Folic acid, or folate, is a B-complex vitamin that reduces the chances of neural tube defects—a form of birth defect affecting the brain or spinal cord. These include spina bifida, which can cause permanent long-term health problems such as paralysis, and anencephaly, a largely fatal disorder in which the brain and skull don’t develop properly. Neural tube defects have dropped from 4,500 a year to 3,000 a year since 1998, when FDA regulations mandating the addition of folate to many grain products, such as wheat flour, took effect. However, manufacturers aren’t required to add folate to masa corn flour—the primary ingredient in native Latino fare such as tortillas and tamales—which means that pregnant Latinas may not be getting the folate they need for their children’s health.
Folate can also be obtained from vitamins, but it’s needed during the first few weeks of pregnancy to avoid birth defects, and mothers often don’t know they’re pregnant until after that window has closed.

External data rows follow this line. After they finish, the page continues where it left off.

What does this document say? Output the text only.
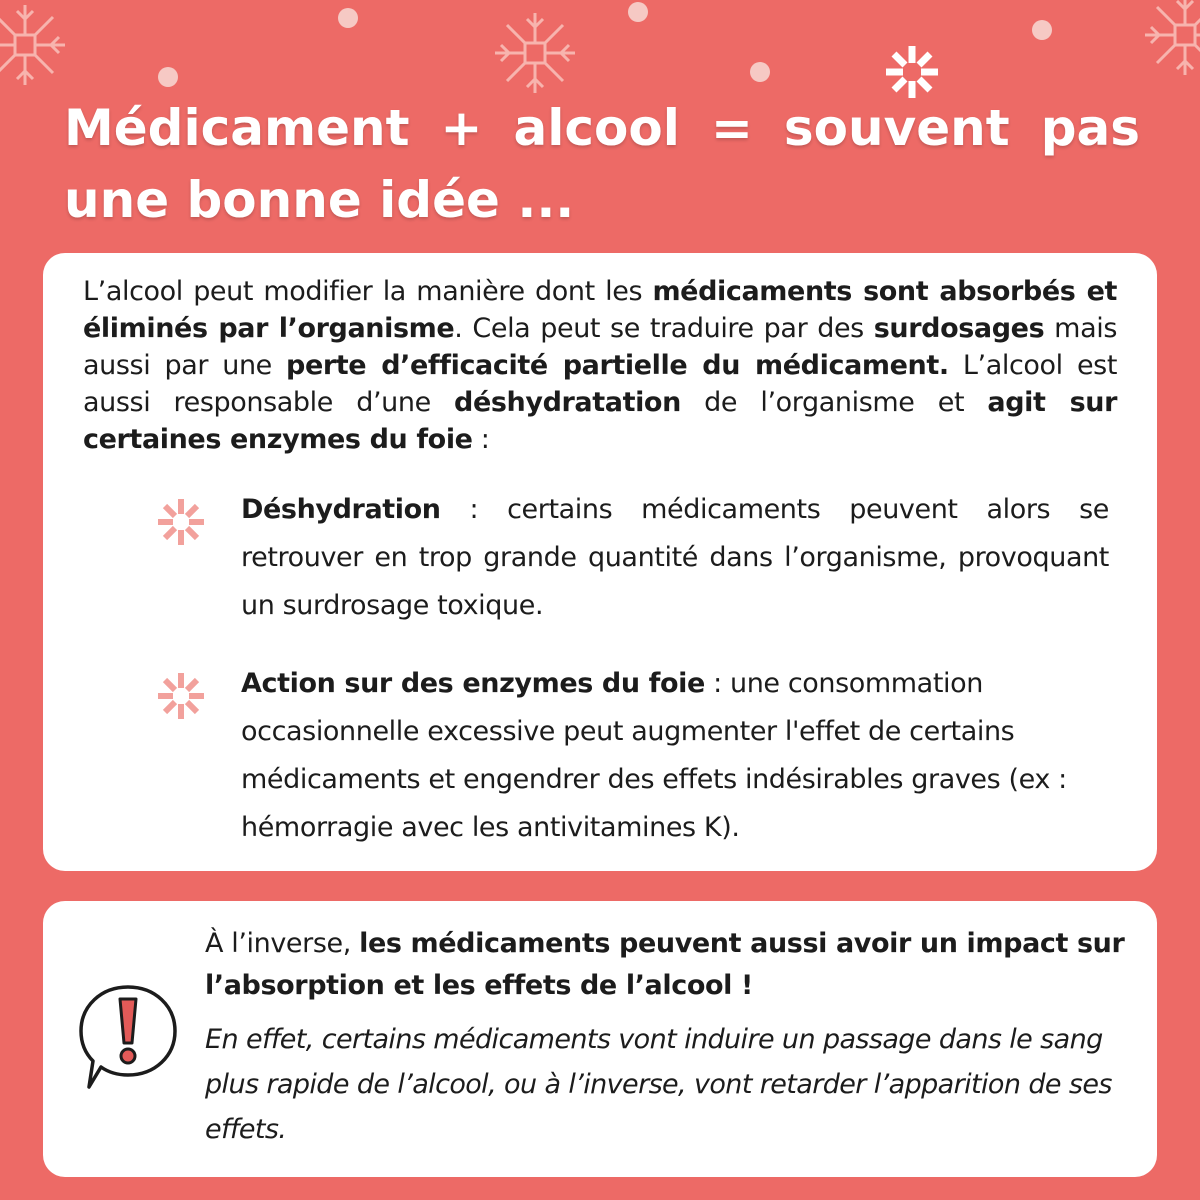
Médicament + alcool = souvent pas une bonne idée ...

L’alcool peut modifier la manière dont les médicaments sont absorbés et éliminés par l’organisme. Cela peut se traduire par des surdosages mais aussi par une perte d’efficacité partielle du médicament. L’alcool est aussi responsable d’une déshydratation de l’organisme et agit sur certaines enzymes du foie :

Déshydration : certains médicaments peuvent alors se retrouver en trop grande quantité dans l’organisme, provoquant un surdrosage toxique.

Action sur des enzymes du foie : une consommation occasionnelle excessive peut augmenter l'effet de certains médicaments et engendrer des effets indésirables graves (ex : hémorragie avec les antivitamines K).

À l’inverse, les médicaments peuvent aussi avoir un impact sur l’absorption et les effets de l’alcool !

En effet, certains médicaments vont induire un passage dans le sang plus rapide de l’alcool, ou à l’inverse, vont retarder l’apparition de ses effets.
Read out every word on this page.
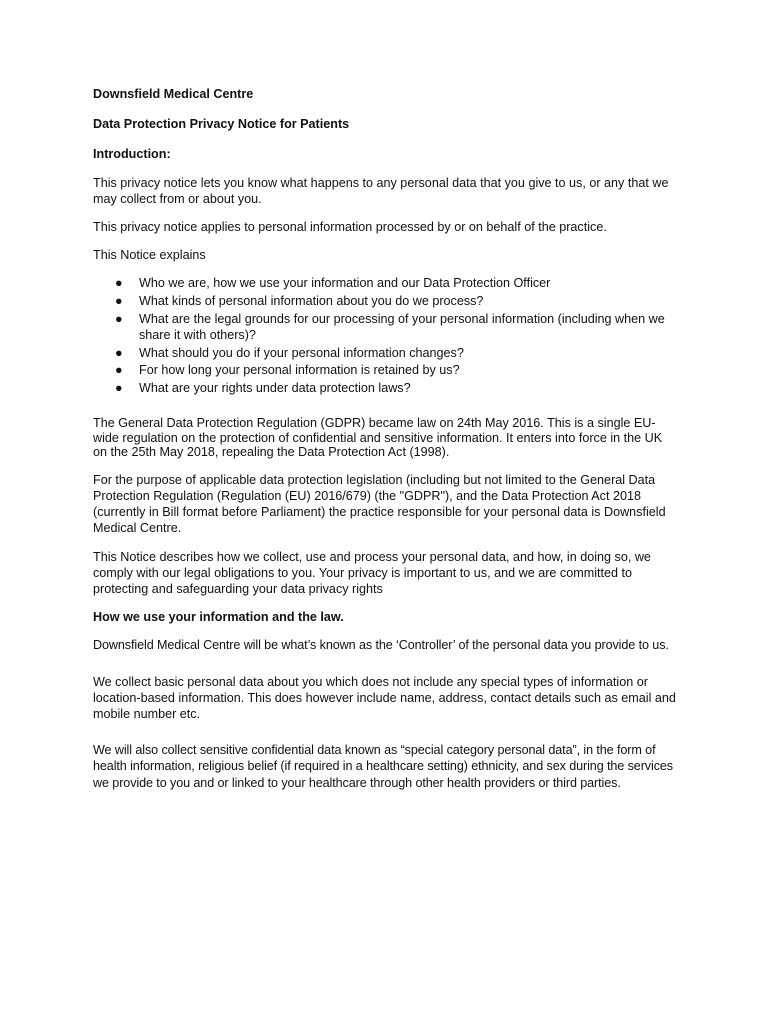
Downsfield Medical Centre
Data Protection Privacy Notice for Patients
Introduction:
This privacy notice lets you know what happens to any personal data that you give to us, or any that we may collect from or about you.
This privacy notice applies to personal information processed by or on behalf of the practice.
This Notice explains
● Who we are, how we use your information and our Data Protection Officer
● What kinds of personal information about you do we process?
● What are the legal grounds for our processing of your personal information (including when we share it with others)?
● What should you do if your personal information changes?
● For how long your personal information is retained by us?
● What are your rights under data protection laws?
The General Data Protection Regulation (GDPR) became law on 24th May 2016. This is a single EU-wide regulation on the protection of confidential and sensitive information. It enters into force in the UK on the 25th May 2018, repealing the Data Protection Act (1998).
For the purpose of applicable data protection legislation (including but not limited to the General Data Protection Regulation (Regulation (EU) 2016/679) (the "GDPR"), and the Data Protection Act 2018 (currently in Bill format before Parliament) the practice responsible for your personal data is Downsfield Medical Centre.
This Notice describes how we collect, use and process your personal data, and how, in doing so, we comply with our legal obligations to you. Your privacy is important to us, and we are committed to protecting and safeguarding your data privacy rights
How we use your information and the law.
Downsfield Medical Centre will be what’s known as the ‘Controller’ of the personal data you provide to us.
We collect basic personal data about you which does not include any special types of information or location-based information. This does however include name, address, contact details such as email and mobile number etc.
We will also collect sensitive confidential data known as “special category personal data”, in the form of health information, religious belief (if required in a healthcare setting) ethnicity, and sex during the services we provide to you and or linked to your healthcare through other health providers or third parties.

“Some people think, ’When I get pregnant, I’ll change all my behaviors—I’ll stop drinking, I’ll stop smoking, I’ll start taking my vitamin,’” said Siobhan Dolan, MD, MPH, an obstetrician and geneticist at New York City’s Montefiore Hospital. “The truth is that those interventions are most effective if they’re undertaken before you get pregnant, so we need to keep backing up the messages for women.”